En janvier 2015, PCOMS a organisé une réunion qui a attiré beaucoup de gens pour analyser l’ébauche de loi dite « Loi 2015 pour la protection des professionnels engagés dans le journalisme ». Bob Dietz du CPJ, qui a assisté à cette réunion, a rapporté « avoir un tel soutien juridique pourrait renforcer la détermination du système judiciaire à commencer à traduire en justice ceux, au Pakistan, qui croient que tuer un journaliste est une solution pour régler la question de la couverture médiatique qu’ils n’approuvent pas ».

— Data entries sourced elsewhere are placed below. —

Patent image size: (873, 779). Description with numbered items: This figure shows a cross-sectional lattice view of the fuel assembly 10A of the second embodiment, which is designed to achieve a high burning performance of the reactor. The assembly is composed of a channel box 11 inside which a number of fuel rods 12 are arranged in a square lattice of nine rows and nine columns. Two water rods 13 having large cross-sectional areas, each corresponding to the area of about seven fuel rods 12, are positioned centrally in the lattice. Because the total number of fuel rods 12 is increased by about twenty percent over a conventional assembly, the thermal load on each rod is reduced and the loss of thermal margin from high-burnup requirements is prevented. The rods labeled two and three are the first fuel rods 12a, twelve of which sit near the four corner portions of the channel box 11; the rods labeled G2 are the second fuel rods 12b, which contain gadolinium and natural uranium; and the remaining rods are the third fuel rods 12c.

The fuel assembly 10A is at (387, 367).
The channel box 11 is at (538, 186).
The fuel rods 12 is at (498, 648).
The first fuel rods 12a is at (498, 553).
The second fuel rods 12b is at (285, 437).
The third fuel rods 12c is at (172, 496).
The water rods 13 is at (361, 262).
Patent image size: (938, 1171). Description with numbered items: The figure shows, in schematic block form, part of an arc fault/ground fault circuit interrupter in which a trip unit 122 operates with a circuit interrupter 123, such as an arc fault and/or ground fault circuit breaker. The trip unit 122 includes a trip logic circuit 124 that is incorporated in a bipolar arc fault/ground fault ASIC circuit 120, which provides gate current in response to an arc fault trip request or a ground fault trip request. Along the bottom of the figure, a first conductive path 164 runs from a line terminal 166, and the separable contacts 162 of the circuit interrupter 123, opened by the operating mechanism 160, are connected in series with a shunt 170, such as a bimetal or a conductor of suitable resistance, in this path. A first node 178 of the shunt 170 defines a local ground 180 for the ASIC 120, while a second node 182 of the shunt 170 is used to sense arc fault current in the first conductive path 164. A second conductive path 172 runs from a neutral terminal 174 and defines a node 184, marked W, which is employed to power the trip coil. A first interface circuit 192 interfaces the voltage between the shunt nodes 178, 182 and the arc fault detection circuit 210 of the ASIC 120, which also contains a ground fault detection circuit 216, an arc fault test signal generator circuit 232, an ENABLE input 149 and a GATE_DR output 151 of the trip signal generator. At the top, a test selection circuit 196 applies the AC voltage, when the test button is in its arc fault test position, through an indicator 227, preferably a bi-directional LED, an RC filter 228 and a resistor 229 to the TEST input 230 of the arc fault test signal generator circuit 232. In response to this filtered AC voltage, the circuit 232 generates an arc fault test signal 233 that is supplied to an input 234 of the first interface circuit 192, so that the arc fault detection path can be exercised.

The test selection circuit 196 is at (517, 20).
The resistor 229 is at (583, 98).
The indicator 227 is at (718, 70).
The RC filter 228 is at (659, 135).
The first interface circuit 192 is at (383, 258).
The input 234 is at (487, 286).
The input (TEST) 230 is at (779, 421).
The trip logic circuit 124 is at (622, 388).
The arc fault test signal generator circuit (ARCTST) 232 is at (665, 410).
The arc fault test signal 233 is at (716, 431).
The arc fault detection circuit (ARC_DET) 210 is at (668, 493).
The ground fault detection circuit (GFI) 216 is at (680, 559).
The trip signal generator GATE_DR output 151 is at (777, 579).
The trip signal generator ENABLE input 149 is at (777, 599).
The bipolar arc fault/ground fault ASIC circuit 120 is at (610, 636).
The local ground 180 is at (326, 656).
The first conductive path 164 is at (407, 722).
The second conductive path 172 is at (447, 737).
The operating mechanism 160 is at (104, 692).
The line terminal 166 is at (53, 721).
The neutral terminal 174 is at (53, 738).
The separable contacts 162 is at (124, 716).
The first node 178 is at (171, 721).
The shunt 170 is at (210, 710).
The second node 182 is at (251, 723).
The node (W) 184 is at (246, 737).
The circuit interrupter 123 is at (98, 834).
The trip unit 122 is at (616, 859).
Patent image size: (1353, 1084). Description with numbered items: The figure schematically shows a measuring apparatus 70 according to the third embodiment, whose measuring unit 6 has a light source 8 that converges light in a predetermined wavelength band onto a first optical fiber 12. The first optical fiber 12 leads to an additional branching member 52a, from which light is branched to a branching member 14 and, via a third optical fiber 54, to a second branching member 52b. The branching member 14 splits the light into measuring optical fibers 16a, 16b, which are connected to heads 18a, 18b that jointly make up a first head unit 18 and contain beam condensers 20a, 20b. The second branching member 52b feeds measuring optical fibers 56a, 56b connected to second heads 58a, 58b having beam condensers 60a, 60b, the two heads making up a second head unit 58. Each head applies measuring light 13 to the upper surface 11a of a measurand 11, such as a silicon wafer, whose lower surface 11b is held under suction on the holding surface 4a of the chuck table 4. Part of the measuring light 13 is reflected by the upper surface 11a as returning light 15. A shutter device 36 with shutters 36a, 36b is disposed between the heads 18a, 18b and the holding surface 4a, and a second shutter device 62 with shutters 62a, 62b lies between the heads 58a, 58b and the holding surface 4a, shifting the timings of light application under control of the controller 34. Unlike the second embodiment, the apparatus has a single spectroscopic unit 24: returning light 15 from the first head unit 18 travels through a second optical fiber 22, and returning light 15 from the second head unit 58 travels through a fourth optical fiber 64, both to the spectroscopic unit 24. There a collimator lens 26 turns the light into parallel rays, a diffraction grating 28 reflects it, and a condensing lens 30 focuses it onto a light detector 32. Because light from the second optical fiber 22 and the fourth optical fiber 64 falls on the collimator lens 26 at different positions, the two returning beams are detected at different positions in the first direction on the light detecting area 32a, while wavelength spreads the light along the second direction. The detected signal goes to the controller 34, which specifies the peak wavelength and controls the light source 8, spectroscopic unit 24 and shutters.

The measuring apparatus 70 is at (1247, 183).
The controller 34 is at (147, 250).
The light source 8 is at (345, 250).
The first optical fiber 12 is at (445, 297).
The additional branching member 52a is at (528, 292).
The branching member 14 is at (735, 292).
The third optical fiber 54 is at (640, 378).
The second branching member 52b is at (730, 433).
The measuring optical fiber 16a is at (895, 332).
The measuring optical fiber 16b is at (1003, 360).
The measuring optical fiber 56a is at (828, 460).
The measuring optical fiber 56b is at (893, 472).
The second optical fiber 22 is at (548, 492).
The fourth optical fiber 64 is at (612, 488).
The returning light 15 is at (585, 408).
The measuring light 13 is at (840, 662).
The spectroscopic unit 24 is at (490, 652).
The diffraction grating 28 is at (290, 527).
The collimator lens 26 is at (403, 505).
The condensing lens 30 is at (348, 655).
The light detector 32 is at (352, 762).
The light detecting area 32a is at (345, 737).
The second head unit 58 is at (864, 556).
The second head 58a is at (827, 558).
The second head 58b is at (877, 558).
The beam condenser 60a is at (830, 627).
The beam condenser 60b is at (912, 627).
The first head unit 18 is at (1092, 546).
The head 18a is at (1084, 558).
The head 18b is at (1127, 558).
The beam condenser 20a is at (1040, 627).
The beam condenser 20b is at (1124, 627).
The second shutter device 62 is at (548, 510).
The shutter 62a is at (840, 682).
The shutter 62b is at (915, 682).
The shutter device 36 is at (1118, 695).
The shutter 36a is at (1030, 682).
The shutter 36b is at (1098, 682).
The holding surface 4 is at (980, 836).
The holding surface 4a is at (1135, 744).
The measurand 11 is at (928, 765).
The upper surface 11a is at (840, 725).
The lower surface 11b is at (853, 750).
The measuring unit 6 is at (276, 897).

La PCOMS a été largement inactive depuis, mais à la fin de 2016, le gouvernement pakistanais a entamé une série de consultations avec certains membres du groupe original et d’autres groupes de journalistes pour un projet de loi sur le Bien-être et la sécurité des journalistes. La dernière version du projet de loi qui leur a été présentée était centrée sur l’apport d’un soutien financier aux familles des journalistes assassinés et ne mentionnait pas les procureurs spéciaux ou les enquêteurs spéciaux.
L’intimidation et le harcèlement des médias demeurent incontestés
L’attaque de Noorani, bien que non mortelle, semble être une tactique d’intimidation. « Je ne pense pas qu’un nouveau projet de loi quelconque conduira à la sécurité tant qu’on ne se sera pas attaqué à l’intimidation et au harcèlement », a déclaré Raza Rumi, un rédacteur en chef pakistanais vivant en exil volontaire à l’extérieur du pays depuis trois ans, depuis un attentat à sa vie.
« Avec les attaques contre des journalistes par des éléments au cœur même de l’Etat, la solution n’est pas d’avoir encore une autre loi, mais en fait que les acteurs au cœur de l’Etat et ceux non étatiques rendent des comptes. Ce nouveau projet de loi n’est que de la poudre aux yeux pour le manque de respect des libertés médiatiques par l’Etat ».
Raza Rumi a été la cible d’extrémistes religieux sur le chemin de retour du travail en 2014. Il a survécu à l’attaque, mais son chauffeur a été tué.
« Je veux retourner au Pakistan. […] Mais après chaque attaque, comme celle sur Noorani, je crains pour ma vie. Et surtout, je crains les conséquences imprévues de tout ce qui m’a été fait, comme ce qui s’est passé en 2014, quand mon jeune conducteur innocent est mort ».
Le jour où Raza a été attaqué, il avait discuté des lois controversées sur le blasphème au Pakistan dans son émission à la télévision. Beaucoup de journalistes considèrent les lois sur le blasphème comme une ligne rouge dans leur travail qu’ils ne veulent pas dépasser.
Comme Raza, seize journalistes pakistanais ont été contraints de fuir leur pays et d’aller en exil depuis 2010, selon le Comité pour la protection des journalistes. Le cas de Rumi, qui impliquait des extrémistes religieux, a été transféré aux tribunaux militaires pakistanais.
NDLR: Sahar Habib Ghazi est la directrice de publication de Global Voices. Elle est également membre du conseil d’administration de MMfD, une organisation citée dans ce papier.